Global equities were slightly positive for the month of August, led by emerging markets. Brent oil reversed some of July’s declines and climbed over 6%. Gold was notably weaker for the month, falling over 3%.
In August, US rate hike probability has risen following Janet Yellen’s speech on the state of the economy. In the UK, the Bank of England cut its interest rate for the first time since 2009 by 0.25%. Furthermore, they announced to expand their quantitative easing program.
U.S. ISM Manufacturing Index came in at 52.6, weaker than the 53.0 expected number, but still over 50, which suggests steady gains in the factory sector. That was soon followed by a strong July nonfarm payrolls coming in at 255,000, which exceeded expectations of 180,000. However, the unemployment rate came in slightly higher than expected at 4.9% versus consensus of 4.8%. Retail sales were flat in July; Industrial production came in higher than expected and new home sales rose to the highest level since 2007.
U.S. rate hike expectations have increased following Yellen’s speech; interest rate futures showed that the probability of a federal rate hike in September has risen from 32% to 42%. The probability of a rate hike in December has risen from 57% to 65%.
U.S. equity market was fairly calm and flat for the month. Price volatility and trading volume were both light, which is often the case during August.
UK’s central bank cut its benchmark lending rate by 25 bps to 0.25%, and expanded its quantitative easing with an extra £70 billion to reach £435 billion. Bank of England committed to purchasing £10 billion of UK corporate bonds and added £100 billion to a new Term Funding Scheme to provide funding for banks at interest rates close to Bank Rate.
UK equities ended the month with gains, mainly due to a weaker British pound.

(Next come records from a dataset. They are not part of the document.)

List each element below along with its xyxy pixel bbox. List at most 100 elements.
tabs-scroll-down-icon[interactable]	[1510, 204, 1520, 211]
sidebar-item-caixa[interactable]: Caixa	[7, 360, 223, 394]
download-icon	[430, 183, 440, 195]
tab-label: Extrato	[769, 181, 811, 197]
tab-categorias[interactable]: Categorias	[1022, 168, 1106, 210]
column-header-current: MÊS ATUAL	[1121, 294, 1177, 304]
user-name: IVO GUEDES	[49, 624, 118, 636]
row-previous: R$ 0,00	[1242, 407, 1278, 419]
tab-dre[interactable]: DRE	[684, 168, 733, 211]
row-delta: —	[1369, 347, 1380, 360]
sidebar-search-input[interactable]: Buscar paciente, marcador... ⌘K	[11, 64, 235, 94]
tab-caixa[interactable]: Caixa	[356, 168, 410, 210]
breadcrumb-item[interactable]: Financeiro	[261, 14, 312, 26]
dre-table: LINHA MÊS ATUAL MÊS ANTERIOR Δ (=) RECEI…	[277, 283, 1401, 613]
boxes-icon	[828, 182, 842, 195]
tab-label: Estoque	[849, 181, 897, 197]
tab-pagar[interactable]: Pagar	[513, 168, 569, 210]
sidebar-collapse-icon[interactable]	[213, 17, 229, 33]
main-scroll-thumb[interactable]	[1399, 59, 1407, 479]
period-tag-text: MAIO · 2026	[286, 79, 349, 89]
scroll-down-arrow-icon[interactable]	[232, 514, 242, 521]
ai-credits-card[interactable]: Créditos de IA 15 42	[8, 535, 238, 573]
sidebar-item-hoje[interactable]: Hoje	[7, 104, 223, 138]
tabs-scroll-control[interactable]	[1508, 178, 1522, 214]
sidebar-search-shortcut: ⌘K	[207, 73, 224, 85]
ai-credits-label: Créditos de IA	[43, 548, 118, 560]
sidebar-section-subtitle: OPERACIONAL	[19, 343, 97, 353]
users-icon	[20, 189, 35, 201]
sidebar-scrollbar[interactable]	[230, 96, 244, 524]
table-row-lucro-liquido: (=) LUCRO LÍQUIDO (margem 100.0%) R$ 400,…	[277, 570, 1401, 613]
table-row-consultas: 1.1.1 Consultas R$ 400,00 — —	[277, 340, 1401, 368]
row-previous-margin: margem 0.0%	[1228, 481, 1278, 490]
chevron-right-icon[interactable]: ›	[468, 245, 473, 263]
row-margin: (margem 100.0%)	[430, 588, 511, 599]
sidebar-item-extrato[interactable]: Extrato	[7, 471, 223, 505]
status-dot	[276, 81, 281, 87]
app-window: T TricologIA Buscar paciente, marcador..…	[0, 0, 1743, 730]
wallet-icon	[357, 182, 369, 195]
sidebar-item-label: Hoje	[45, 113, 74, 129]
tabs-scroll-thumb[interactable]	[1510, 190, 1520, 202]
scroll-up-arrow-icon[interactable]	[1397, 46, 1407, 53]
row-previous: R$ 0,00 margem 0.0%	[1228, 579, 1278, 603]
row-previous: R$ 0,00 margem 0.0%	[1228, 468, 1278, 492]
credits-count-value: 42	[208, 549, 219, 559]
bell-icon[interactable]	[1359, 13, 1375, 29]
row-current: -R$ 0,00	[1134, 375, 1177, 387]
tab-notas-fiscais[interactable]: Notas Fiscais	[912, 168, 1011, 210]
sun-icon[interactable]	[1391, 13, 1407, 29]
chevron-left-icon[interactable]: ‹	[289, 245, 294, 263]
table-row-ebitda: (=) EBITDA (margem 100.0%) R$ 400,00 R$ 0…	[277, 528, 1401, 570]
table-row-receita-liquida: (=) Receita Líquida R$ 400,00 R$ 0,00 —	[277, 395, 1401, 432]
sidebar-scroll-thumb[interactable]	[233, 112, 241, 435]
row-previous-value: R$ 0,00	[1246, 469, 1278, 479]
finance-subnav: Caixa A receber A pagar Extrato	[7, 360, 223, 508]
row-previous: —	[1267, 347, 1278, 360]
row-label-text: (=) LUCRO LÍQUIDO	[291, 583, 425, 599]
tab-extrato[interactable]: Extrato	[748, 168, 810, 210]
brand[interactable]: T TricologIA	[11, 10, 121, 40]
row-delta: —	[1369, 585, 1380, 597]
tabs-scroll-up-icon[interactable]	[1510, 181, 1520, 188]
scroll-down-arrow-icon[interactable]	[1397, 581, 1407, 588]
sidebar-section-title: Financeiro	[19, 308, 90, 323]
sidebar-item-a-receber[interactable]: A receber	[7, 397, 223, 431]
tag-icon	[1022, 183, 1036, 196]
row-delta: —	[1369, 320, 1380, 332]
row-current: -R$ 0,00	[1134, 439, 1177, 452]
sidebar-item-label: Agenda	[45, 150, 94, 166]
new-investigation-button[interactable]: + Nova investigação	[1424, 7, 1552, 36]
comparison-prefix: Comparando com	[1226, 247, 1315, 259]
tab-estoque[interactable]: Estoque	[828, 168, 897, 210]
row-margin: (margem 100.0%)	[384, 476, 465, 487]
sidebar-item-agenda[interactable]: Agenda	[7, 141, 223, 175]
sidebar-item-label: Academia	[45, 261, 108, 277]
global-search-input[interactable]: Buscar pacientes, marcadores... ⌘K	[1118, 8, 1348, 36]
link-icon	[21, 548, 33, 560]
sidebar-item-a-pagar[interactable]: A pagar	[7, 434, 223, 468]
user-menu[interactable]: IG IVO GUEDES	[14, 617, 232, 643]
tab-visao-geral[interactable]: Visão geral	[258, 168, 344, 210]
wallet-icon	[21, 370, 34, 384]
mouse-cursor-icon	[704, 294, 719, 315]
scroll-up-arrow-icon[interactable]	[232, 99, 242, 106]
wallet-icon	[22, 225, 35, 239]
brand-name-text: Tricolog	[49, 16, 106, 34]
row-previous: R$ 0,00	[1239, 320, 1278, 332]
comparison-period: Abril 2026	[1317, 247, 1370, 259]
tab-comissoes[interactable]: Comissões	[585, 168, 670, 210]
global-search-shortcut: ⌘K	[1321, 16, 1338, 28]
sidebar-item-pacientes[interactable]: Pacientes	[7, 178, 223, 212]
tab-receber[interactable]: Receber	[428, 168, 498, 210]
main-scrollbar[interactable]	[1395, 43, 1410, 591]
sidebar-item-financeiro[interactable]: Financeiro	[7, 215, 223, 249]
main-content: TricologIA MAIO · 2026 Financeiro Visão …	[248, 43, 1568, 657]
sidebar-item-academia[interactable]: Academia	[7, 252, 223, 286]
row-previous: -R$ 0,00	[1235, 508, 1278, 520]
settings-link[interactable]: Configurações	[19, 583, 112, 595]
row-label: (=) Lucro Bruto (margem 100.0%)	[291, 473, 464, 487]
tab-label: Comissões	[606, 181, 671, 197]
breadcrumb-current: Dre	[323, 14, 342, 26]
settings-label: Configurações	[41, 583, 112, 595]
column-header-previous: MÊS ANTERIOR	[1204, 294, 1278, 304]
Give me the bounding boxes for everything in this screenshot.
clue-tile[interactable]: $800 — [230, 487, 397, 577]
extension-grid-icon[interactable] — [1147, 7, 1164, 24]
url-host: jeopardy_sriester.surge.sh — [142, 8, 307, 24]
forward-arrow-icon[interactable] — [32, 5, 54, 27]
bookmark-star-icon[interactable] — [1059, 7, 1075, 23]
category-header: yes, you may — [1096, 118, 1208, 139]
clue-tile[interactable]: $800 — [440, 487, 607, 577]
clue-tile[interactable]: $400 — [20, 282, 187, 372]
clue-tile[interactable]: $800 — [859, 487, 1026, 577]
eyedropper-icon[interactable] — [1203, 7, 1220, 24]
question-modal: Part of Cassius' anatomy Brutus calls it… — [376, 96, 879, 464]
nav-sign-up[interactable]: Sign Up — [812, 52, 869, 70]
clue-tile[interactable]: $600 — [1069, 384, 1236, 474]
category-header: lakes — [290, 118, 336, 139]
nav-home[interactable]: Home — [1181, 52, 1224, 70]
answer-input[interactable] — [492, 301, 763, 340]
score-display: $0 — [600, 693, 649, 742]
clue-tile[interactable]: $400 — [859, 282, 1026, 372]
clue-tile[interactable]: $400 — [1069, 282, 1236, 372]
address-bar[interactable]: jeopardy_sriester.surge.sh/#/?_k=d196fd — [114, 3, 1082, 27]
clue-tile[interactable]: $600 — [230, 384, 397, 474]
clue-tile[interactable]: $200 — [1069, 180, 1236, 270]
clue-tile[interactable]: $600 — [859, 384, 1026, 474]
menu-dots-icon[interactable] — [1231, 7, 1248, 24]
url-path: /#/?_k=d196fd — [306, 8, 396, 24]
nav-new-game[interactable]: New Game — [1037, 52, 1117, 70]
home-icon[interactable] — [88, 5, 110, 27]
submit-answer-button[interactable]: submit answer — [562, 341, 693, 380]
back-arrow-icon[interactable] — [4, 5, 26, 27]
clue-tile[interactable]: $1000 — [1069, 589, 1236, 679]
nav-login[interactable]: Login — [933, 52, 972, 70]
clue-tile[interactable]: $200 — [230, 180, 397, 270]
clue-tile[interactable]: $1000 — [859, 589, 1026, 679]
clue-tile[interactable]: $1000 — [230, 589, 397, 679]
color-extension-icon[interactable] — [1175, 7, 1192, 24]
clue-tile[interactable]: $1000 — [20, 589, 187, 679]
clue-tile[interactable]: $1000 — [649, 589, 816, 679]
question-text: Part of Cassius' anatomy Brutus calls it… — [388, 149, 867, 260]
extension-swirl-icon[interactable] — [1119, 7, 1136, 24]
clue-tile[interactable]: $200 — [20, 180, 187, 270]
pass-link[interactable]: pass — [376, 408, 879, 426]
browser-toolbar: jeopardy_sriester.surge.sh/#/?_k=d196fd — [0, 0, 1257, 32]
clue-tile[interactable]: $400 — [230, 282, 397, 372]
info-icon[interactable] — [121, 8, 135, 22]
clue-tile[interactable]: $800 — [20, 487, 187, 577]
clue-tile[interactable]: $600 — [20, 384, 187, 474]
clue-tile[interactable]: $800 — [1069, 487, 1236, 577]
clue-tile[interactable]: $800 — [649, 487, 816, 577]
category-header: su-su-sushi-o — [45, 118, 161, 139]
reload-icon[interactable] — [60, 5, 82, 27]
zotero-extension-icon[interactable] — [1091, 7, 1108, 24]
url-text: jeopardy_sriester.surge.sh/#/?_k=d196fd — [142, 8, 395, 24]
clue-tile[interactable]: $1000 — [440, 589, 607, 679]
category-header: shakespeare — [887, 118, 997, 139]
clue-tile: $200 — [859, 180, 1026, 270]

Second quarter GDP in the Eurozone grew as expected by 0.3% quarter over quarter and the revised second quarter German GDP report confirmed that Europe’s biggest economy grew by 0.4%.
European equities also registered slightly positive returns for the month, gaining 1.1% as measured by the Euro Stoxx 50.
Japanese second quarter GDP grew slightly at an annual rate of 0.2% this year, according to official data released. Exports fell during the second quarter, as well as business investment.
Japanese stocks, as measured by the Nikkei 225, finished the month higher by 1.9%.
Chinese manufacturing improved in July after 16 straight months of decline, with the Caixin China Purchasing Managers Index coming in at 50.6. The recovery was mainly driven by growth in domestic orders, which more than offset a slight decline in foreign demand.
Chinese stocks gained in August, driving some of the gains in the emerging markets index.
The GCC equity markets finished slightly negative for the month dragged by the Saudi and the Kuwaiti equity markets, declining -3.5% and -1% respectively. Saudi’s declines were mainly due to the government’s plans to cut subsidies further. The UAE equity markets were slightly positive in August on increased overall inflows to Emerging Markets stocks; However, Qatar was the exceptional winner gaining over 3.6% on FTSE’s announcement that it will relax liquidity tests for Qatari stocks for inclusion in its widely tracked FTSE Emerging Markets Index.